Good ol’ days of fartin’ med humor
I was looking up something regarding ulcerative colitis and treatment in the Merck Manual while studying pathology (was convinced it was caused by C. difficile; I was quickly corrected as C. diff causes pseudomembranous colitis) and poking around, I found this link on intestinal gas. I admit; I clicked with a twinge of juvenile expecation. I was skimming through when I saw this at the bottom of the page (emphases mine):
The following piece appeared in the Gastrointestinal section of past editions of The Merck Manual, and is being reprinted here because of reader demand.
Flatulence, which can cause great psychosocial distress, is unofficially described according to its salient characteristics: (1) the “slider” (crowded elevator type), which is released slowly and noiselessly, sometimes with devastating effect; (2) the open sphincter, or “pooh” type, which is said to be of higher temperature and more aromatic; (3) the staccato or drumbeat type, pleasantly passed in privacy; and (4) the “bark” type (described in a personal communication) is characterized by a sharp exclamatory eruption that effectively interrupts (and often concludes) conversation. Aromaticity is not a prominent feature. Rarely, this usually distressing symptom has been turned to advantage, as with a Frenchman referred to as “Le Petomane,” who became affluent as an effluent performer who played tunes with the gas from his rectum on the Moulin Rouge stage.

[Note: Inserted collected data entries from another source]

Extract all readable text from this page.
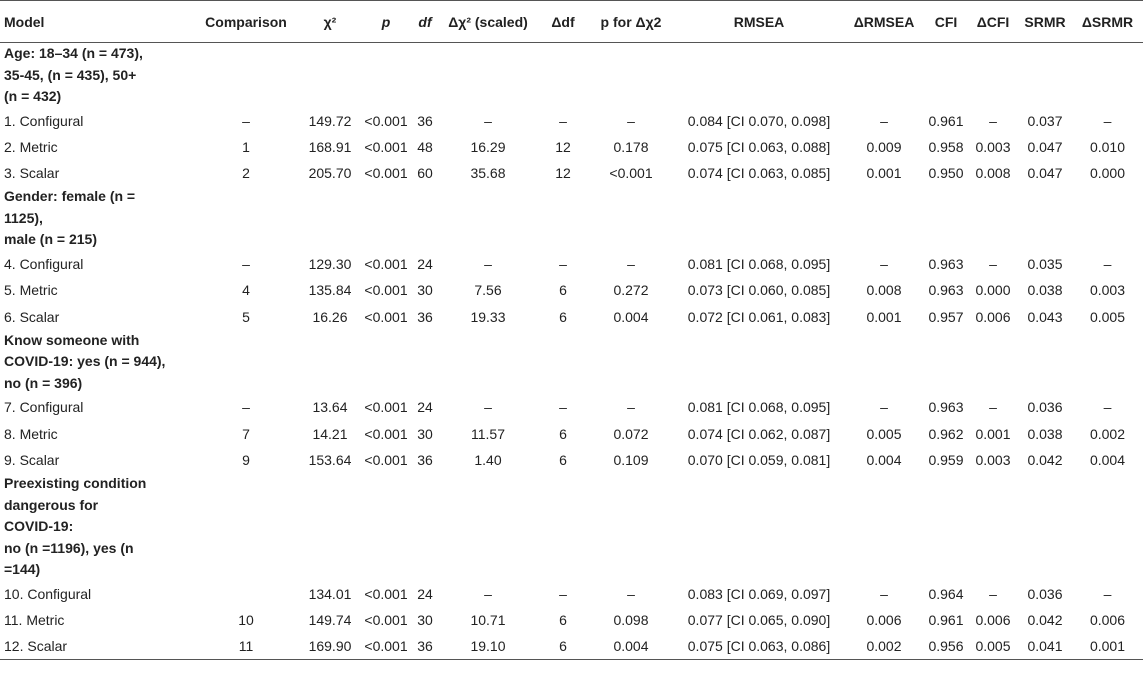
Model	Comparison	χ²	p	df	Δχ² (scaled)	Δdf	p for Δχ2	RMSEA	ΔRMSEA	CFI	ΔCFI	SRMR	ΔSRMR

Age: 18–34 (n = 473),
35-45, (n = 435), 50+
(n = 432)													

1. Configural	–	149.72	<0.001	36	–	–	–	0.084 [CI 0.070, 0.098]	–	0.961	–	0.037	–
2. Metric	1	168.91	<0.001	48	16.29	12	0.178	0.075 [CI 0.063, 0.088]	0.009	0.958	0.003	0.047	0.010
3. Scalar	2	205.70	<0.001	60	35.68	12	<0.001	0.074 [CI 0.063, 0.085]	0.001	0.950	0.008	0.047	0.000

Gender: female (n =
1125),
male (n = 215)													

4. Configural	–	129.30	<0.001	24	–	–	–	0.081 [CI 0.068, 0.095]	–	0.963	–	0.035	–
5. Metric	4	135.84	<0.001	30	7.56	6	0.272	0.073 [CI 0.060, 0.085]	0.008	0.963	0.000	0.038	0.003
6. Scalar	5	16.26	<0.001	36	19.33	6	0.004	0.072 [CI 0.061, 0.083]	0.001	0.957	0.006	0.043	0.005

Know someone with
COVID-19: yes (n = 944),
no (n = 396)													

7. Configural	–	13.64	<0.001	24	–	–	–	0.081 [CI 0.068, 0.095]	–	0.963	–	0.036	–
8. Metric	7	14.21	<0.001	30	11.57	6	0.072	0.074 [CI 0.062, 0.087]	0.005	0.962	0.001	0.038	0.002
9. Scalar	9	153.64	<0.001	36	1.40	6	0.109	0.070 [CI 0.059, 0.081]	0.004	0.959	0.003	0.042	0.004

Preexisting condition
dangerous for
COVID-19:
no (n =1196), yes (n
=144)													

10. Configural		134.01	<0.001	24	–	–	–	0.083 [CI 0.069, 0.097]	–	0.964	–	0.036	–
11. Metric	10	149.74	<0.001	30	10.71	6	0.098	0.077 [CI 0.065, 0.090]	0.006	0.961	0.006	0.042	0.006
12. Scalar	11	169.90	<0.001	36	19.10	6	0.004	0.075 [CI 0.063, 0.086]	0.002	0.956	0.005	0.041	0.001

Really, there’s no need for this. I can see where this was taken out (hopefully many editions ago) but the fact that it was brought back by reader demand is, uh, scary. “Affluent/effluent” — how clever this author thought he was. “Personal communication?” That was the bar I guess back then for standards of systematic classification. Then again, at least it’s not DSM-style, or else there would be exhaustive (pun!) criteria pages long to determine exactly how each can be labeled. No thanks.
Ok, that’s your time wastage for the day. Happy to have provided a mindless diversion or sorry to have totally ruined your snack-while-blog-reading, whichever is the case.





By Gold Star M.S., May 14, 2006 @ 2:49 pm
Ah yes, the Slider, with devastating effects. I can certainly relate.